9. markj69 str05 said...
Negligence and Incompetence. Property tycoons, Bankers and Gov't.
There needs to be more accountability, from all quarters. Heads MUST roll, and Bovey is just one of the small fry.
Never before have so many been SHAFTED by so few!
Banks are profit making organisations, and in more recent years the bonus culture grown to uncontrollable levels, we know where their interest lay. They needed regulation. They need regulation. Nothing has changed. Expect more of the same until there is a huge shift in the way we manage the finances in this 'not so' Great country we now live in.
The paracites must be removed.
10. greenshootsandleaves said...
'Not that the couple, married for ten years next August, are exactly on skid row.
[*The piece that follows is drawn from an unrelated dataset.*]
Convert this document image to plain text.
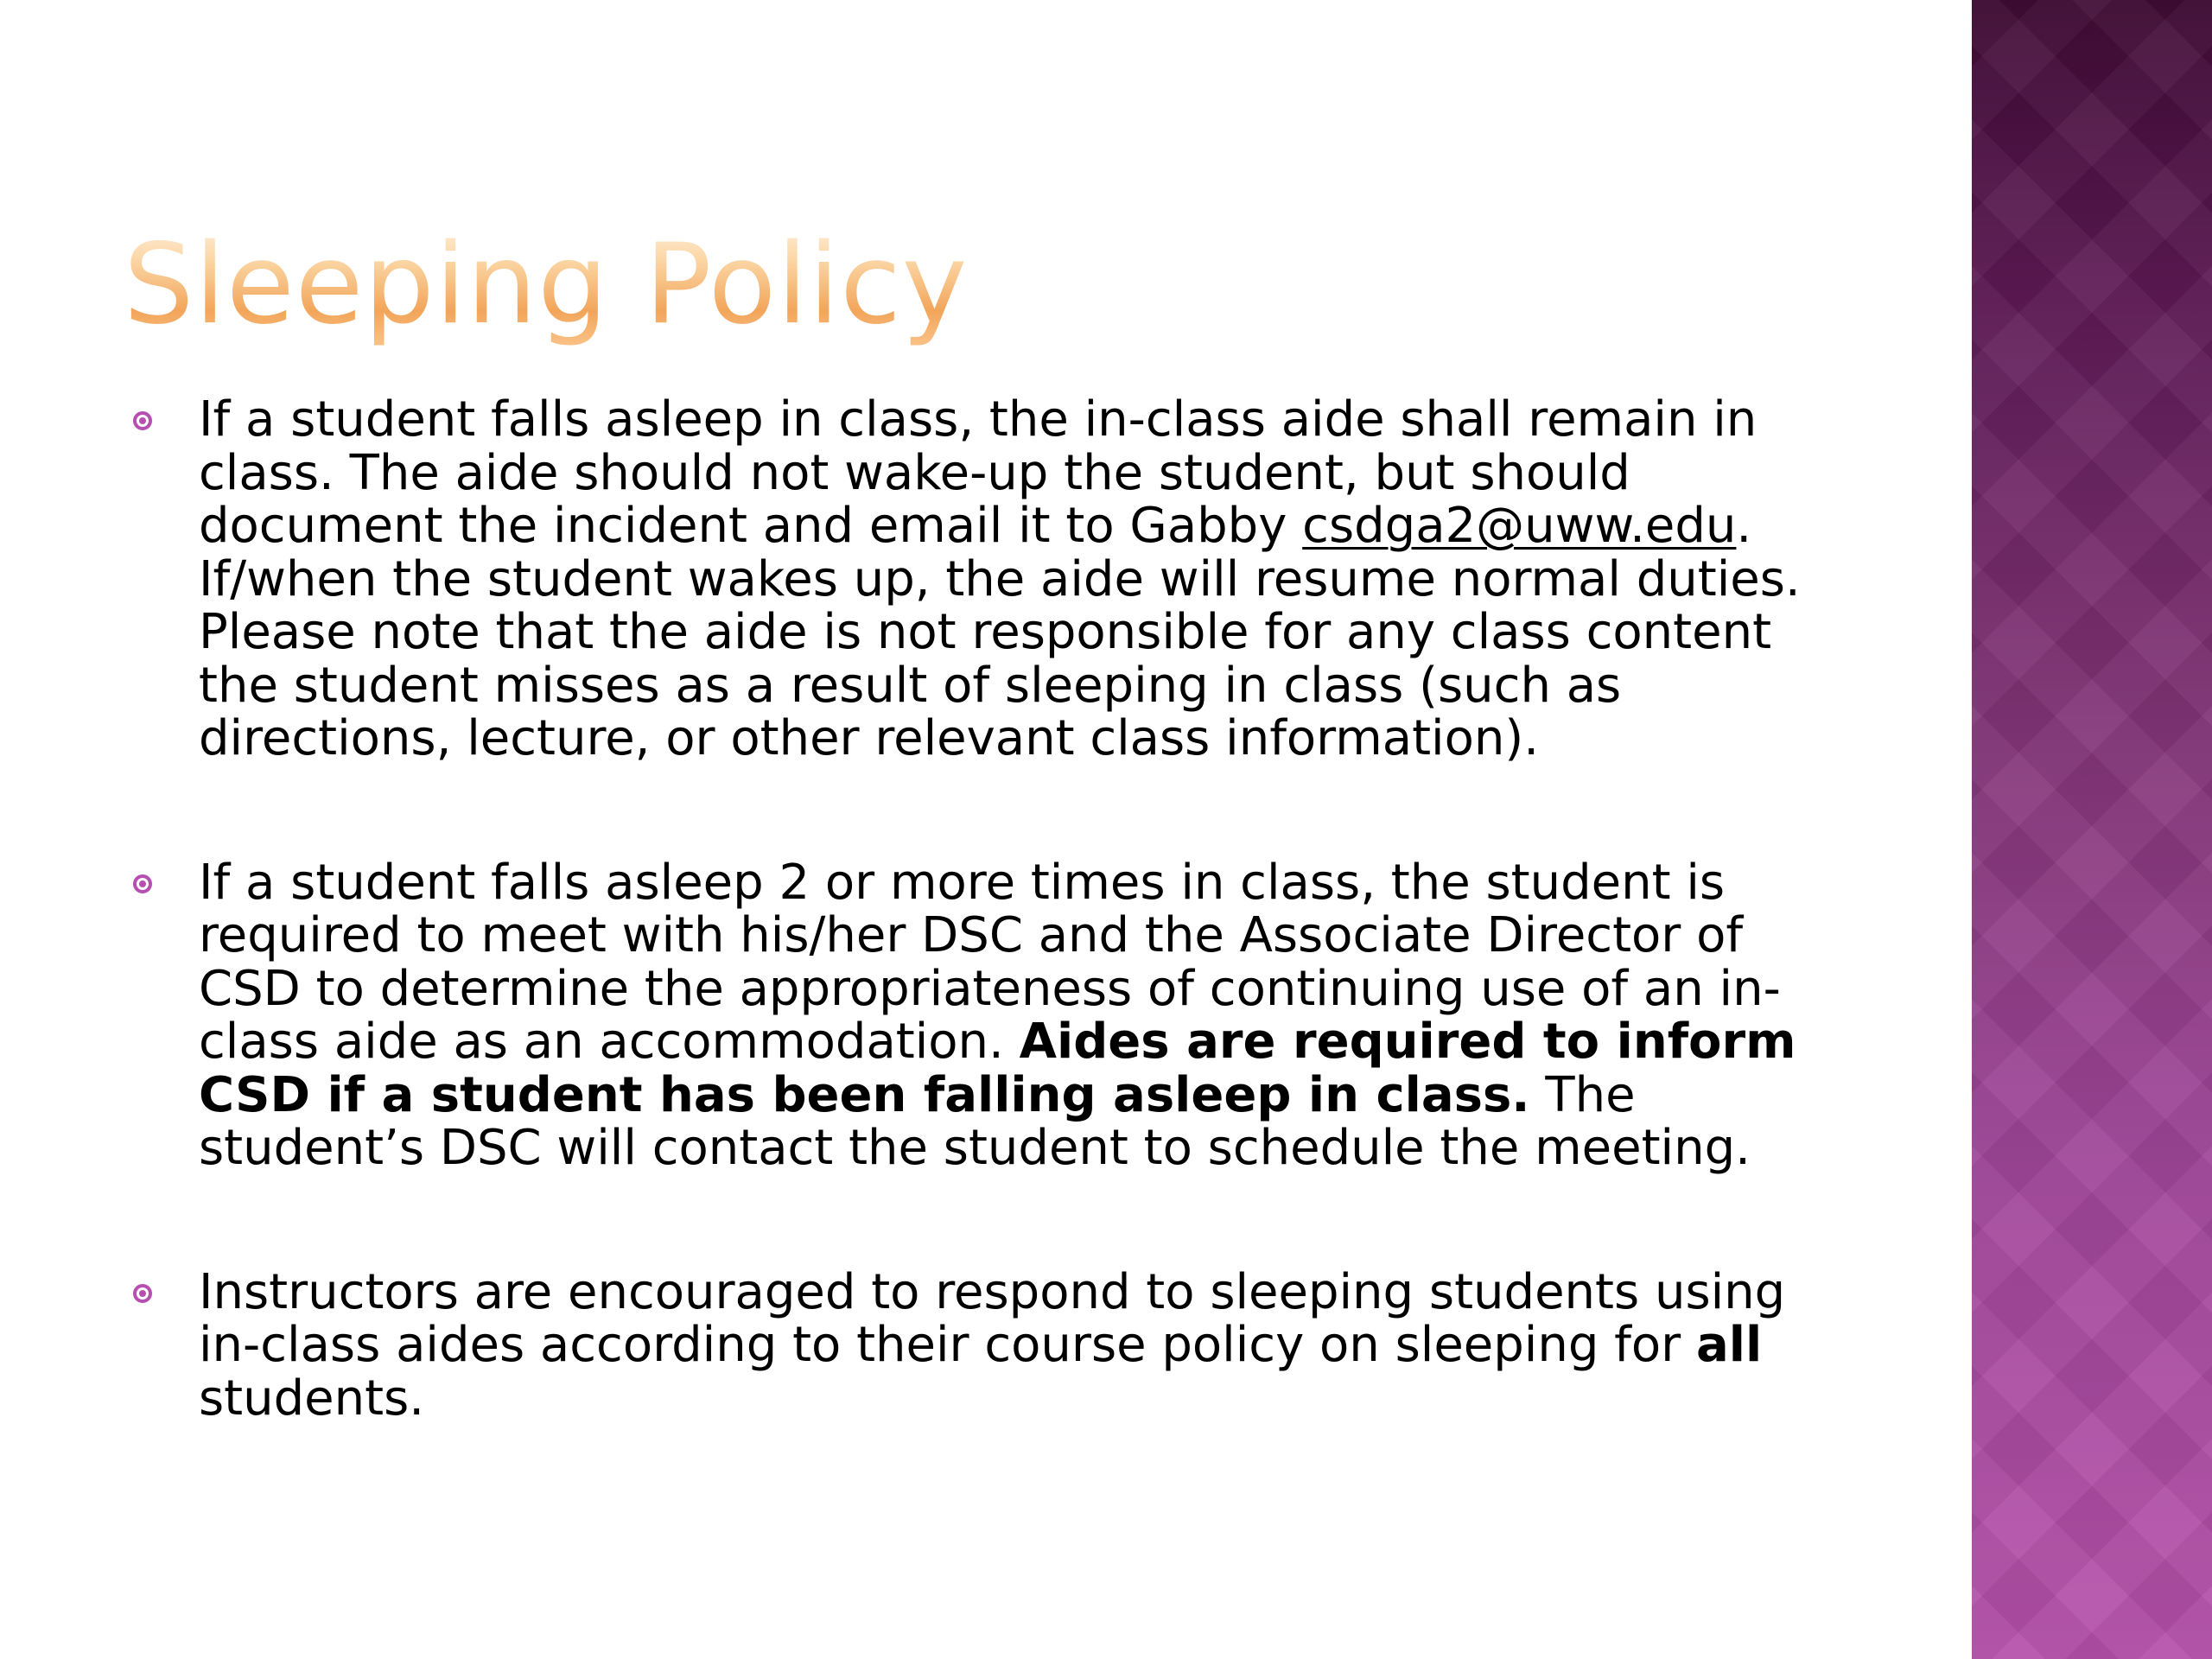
Sleeping Policy
If a student falls asleep in class, the in-class aide shall remain in class. The aide should not wake-up the student, but should document the incident and email it to Gabby csdga2@uww.edu. If/when the student wakes up, the aide will resume normal duties. Please note that the aide is not responsible for any class content the student misses as a result of sleeping in class (such as directions, lecture, or other relevant class information).
If a student falls asleep 2 or more times in class, the student is required to meet with his/her DSC and the Associate Director of CSD to determine the appropriateness of continuing use of an in-class aide as an accommodation. Aides are required to inform CSD if a student has been falling asleep in class. The student’s DSC will contact the student to schedule the meeting.
Instructors are encouraged to respond to sleeping students using in-class aides according to their course policy on sleeping for all students.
Yes, Grant is, in his eyes at least, broke. But, as he is anxious to point out, this has nothing to do with Anthea. Indeed, she is completely solvent, having never been a director in her husband’s companies'
Nothing to do with Anthea? I must have imagined the bit about how generously she was paid for her advice on carpets and curtain materials or whatever by a company he would, should or ought to have known was already on the skids. You can just picture the scene where wee grant reveals to a startled Anthea that the company (... wait for it ...) couldn't really afford her services after all, but not to worry, she will be paid in full, he'll see to that.
PS 'It is no secret that the Boveys (...) have had to *reign* in their lavish lifestyle'.
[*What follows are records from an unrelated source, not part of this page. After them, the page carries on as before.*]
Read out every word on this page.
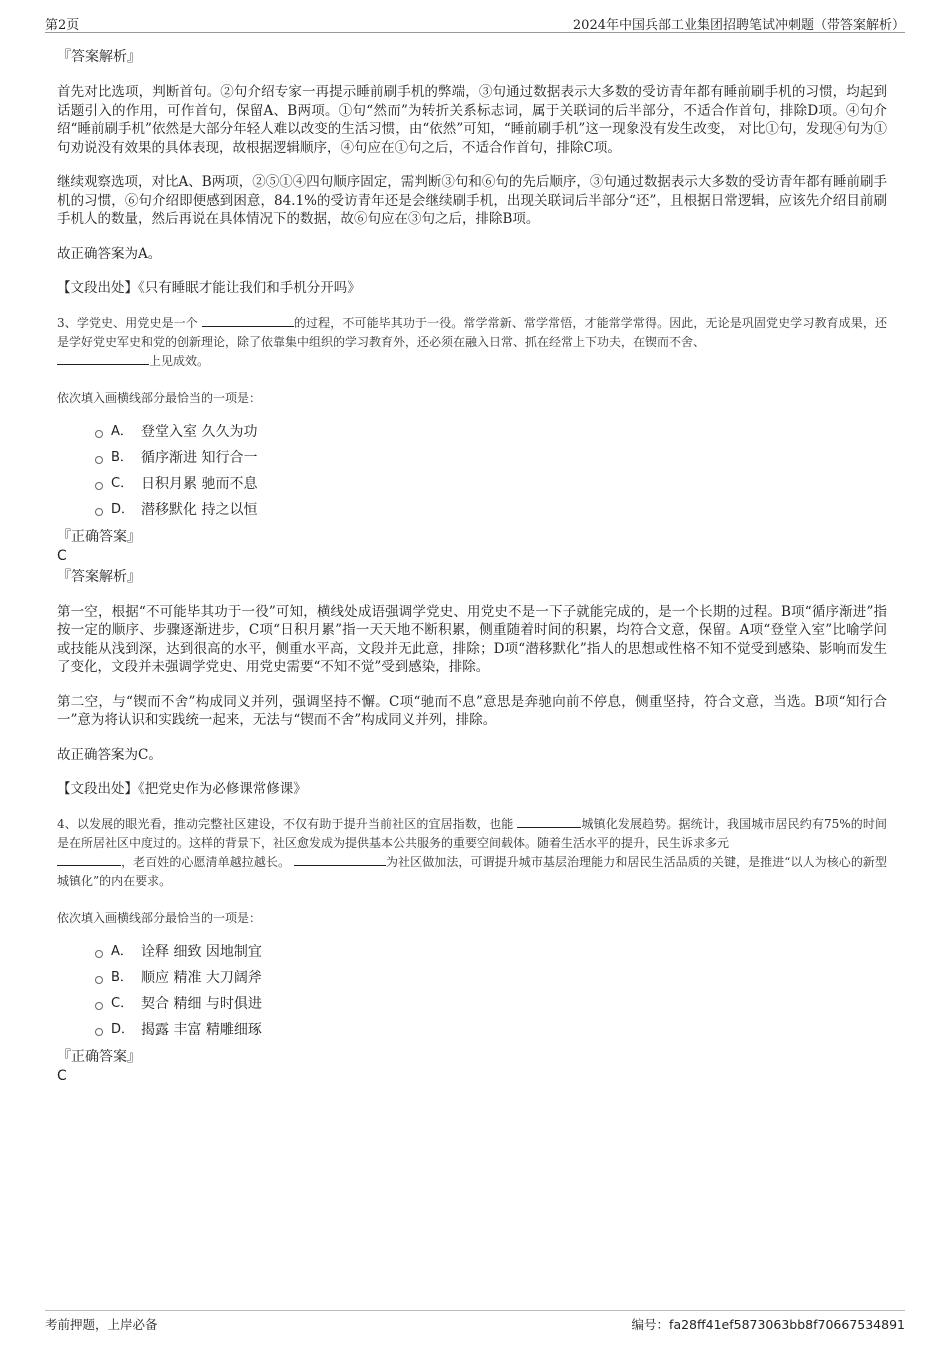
第2页	2024年中国兵部工业集团招聘笔试冲刺题（带答案解析）

『答案解析』

首先对比选项，判断首句。②句介绍专家一再提示睡前刷手机的弊端，③句通过数据表示大多数的受访青年都有睡前刷手机的习惯，均起到话题引入的作用，可作首句，保留A、B两项。①句“然而”为转折关系标志词，属于关联词的后半部分，不适合作首句，排除D项。④句介绍“睡前刷手机”依然是大部分年轻人难以改变的生活习惯，由“依然”可知，“睡前刷手机”这一现象没有发生改变， 对比①句，发现④句为①句劝说没有效果的具体表现，故根据逻辑顺序，④句应在①句之后，不适合作首句，排除C项。

继续观察选项，对比A、B两项，②⑤①④四句顺序固定，需判断③句和⑥句的先后顺序，③句通过数据表示大多数的受访青年都有睡前刷手机的习惯，⑥句介绍即便感到困意，84.1%的受访青年还是会继续刷手机，出现关联词后半部分“还”，且根据日常逻辑，应该先介绍目前刷手机人的数量，然后再说在具体情况下的数据，故⑥句应在③句之后，排除B项。

故正确答案为A。

【文段出处】《只有睡眠才能让我们和手机分开吗》

3、学党史、用党史是一个	的过程，不可能毕其功于一役。常学常新、常学常悟，才能常学常得。因此，无论是巩固党史学习教育成果，还是学好党史军史和党的创新理论，除了依靠集中组织的学习教育外，还必须在融入日常、抓在经常上下功夫，在锲而不舍、
上见成效。

依次填入画横线部分最恰当的一项是：

A． 登堂入室 久久为功
B． 循序渐进 知行合一
C． 日积月累 驰而不息
D． 潜移默化 持之以恒

『正确答案』

C

『答案解析』

第一空，根据“不可能毕其功于一役”可知，横线处成语强调学党史、用党史不是一下子就能完成的，是一个长期的过程。B项“循序渐进”指按一定的顺序、步骤逐渐进步，C项“日积月累”指一天天地不断积累，侧重随着时间的积累，均符合文意，保留。A项“登堂入室”比喻学问或技能从浅到深，达到很高的水平，侧重水平高，文段并无此意，排除；D项“潜移默化”指人的思想或性格不知不觉受到感染、影响而发生了变化，文段并未强调学党史、用党史需要“不知不觉”受到感染，排除。

第二空，与“锲而不舍”构成同义并列，强调坚持不懈。C项“驰而不息”意思是奔驰向前不停息，侧重坚持，符合文意，当选。B项“知行合一”意为将认识和实践统一起来，无法与“锲而不舍”构成同义并列，排除。

故正确答案为C。

【文段出处】《把党史作为必修课常修课》

4、以发展的眼光看，推动完整社区建设，不仅有助于提升当前社区的宜居指数，也能	城镇化发展趋势。据统计，我国城市居民约有75%的时间是在所居社区中度过的。这样的背景下，社区愈发成为提供基本公共服务的重要空间载体。随着生活水平的提升，民生诉求多元
，老百姓的心愿清单越拉越长。	为社区做加法，可谓提升城市基层治理能力和居民生活品质的关键，是推进“以人为核心的新型城镇化”的内在要求。

依次填入画横线部分最恰当的一项是：

A． 诠释 细致 因地制宜
B． 顺应 精准 大刀阔斧
C． 契合 精细 与时俱进
D． 揭露 丰富 精雕细琢

『正确答案』

C

考前押题，上岸必备	编号：fa28ff41ef5873063bb8f70667534891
Perhaps the DM should refrain from criticising the PM's spelling.
11. gone-to-colombia said...
that's one scum bag out of the way, roll on the wilsons
12. rumble said...
"Never before have so many been SHAFTED by so few!" Possible due to massive power imbalance of centralised authority. Consider p2p, torrents.
13. markj69 str05 said...
@rumble 11... You're implying that centralised authority(Gov't) has control. I doubt that very much! I doubt they have had control of the financial sector for the last decade. I doubt they know even what to control, and how to do it. I doubt they have the balls to take control, we see that with the bankers bonuses.
14. britishblue said...
Going bancrupt is like getting a bonus for someone like Grant Bovey.
All the stuff about his daughters is just well controlled PR to create sympathy. His wife is probably being paid by the newspaper for the exclusive. Going bancrupt means that Grant Bovey will have all his millions of pounds of debts wiped out and then in 12 short months will be able to start all over again. Given the type of business he is in, the couples celebrity style status and personal and business network this wont be a problem.
What is means is:
a. All assets will be in Antheas name (house, car, other funds, etc)
b. All 'their' debts will be in his name and be wiped
c. Any earmnings he make this year will be invoiced by Anthea
d. He will be marketing himself as an entrepreneur without any financail baggage.
I would be hugely surprised if he doesnt have a multi million pound investment behind him in 12 months time to launch a new business enterprise.
15. mark wadsworth said...
I don't want to laugh at other people's misfortune, but for people like this I'll make an exception.
16. greenshootsandleaves said...
mw @14 (06:47)
'misfortune'? If you can live with the shame and opprobrium (and I've no doubt he can!) it's not a bad deal at all. A comfortable existence, deciding whether to accept the latest invite from a tv reality show (better make the cheque payable to Mrs b), ....
17. tenant super said...
Giving away assets to avoid them being included in a bankruptcy is considered "unfit conduct". Hopefully Bovey will be found guilty of unfit conduct which can give rise to a bankruptcy restriction order that can make bankruptcy last for between two and fifteen years rather than being discharged after twelve months. However, more likely his legal and financial advisors have found ways around...
18. rumble said...
12. rumble said...
"Never before have so many been SHAFTED by so few!" Possible due to massive power imbalance of centralised authority. Consider p2p, torrents.
13. markj69 str05 said...
@rumble 11... You're implying that centralised authority(Gov't) has control. I doubt that very much! I doubt they have had control of the financial sector for the last decade. I doubt they know even what to control, and how to do it. I doubt they have the balls to take control, we see that with the bankers bonuses.
Sunday, February 28, 2010 04:11PM
You doubt a lot - do you have anything more substantial than your doubting? Government is a central authority. Rule by proxy, ie banks via government, is coercion of the central authority (therefore deceptively represented to the voting public) by pressure groups, and simply another example of the problem with a central authority. The question is not whether government has the balls, but whether it has the interest. Public against the war, pm says we're going; public against the banks, pm says we're buying them. That is an imbalance of power. As you mention, public against bonuses... A central authority is a single point of failure - when it stuffs up, the whole country suffers.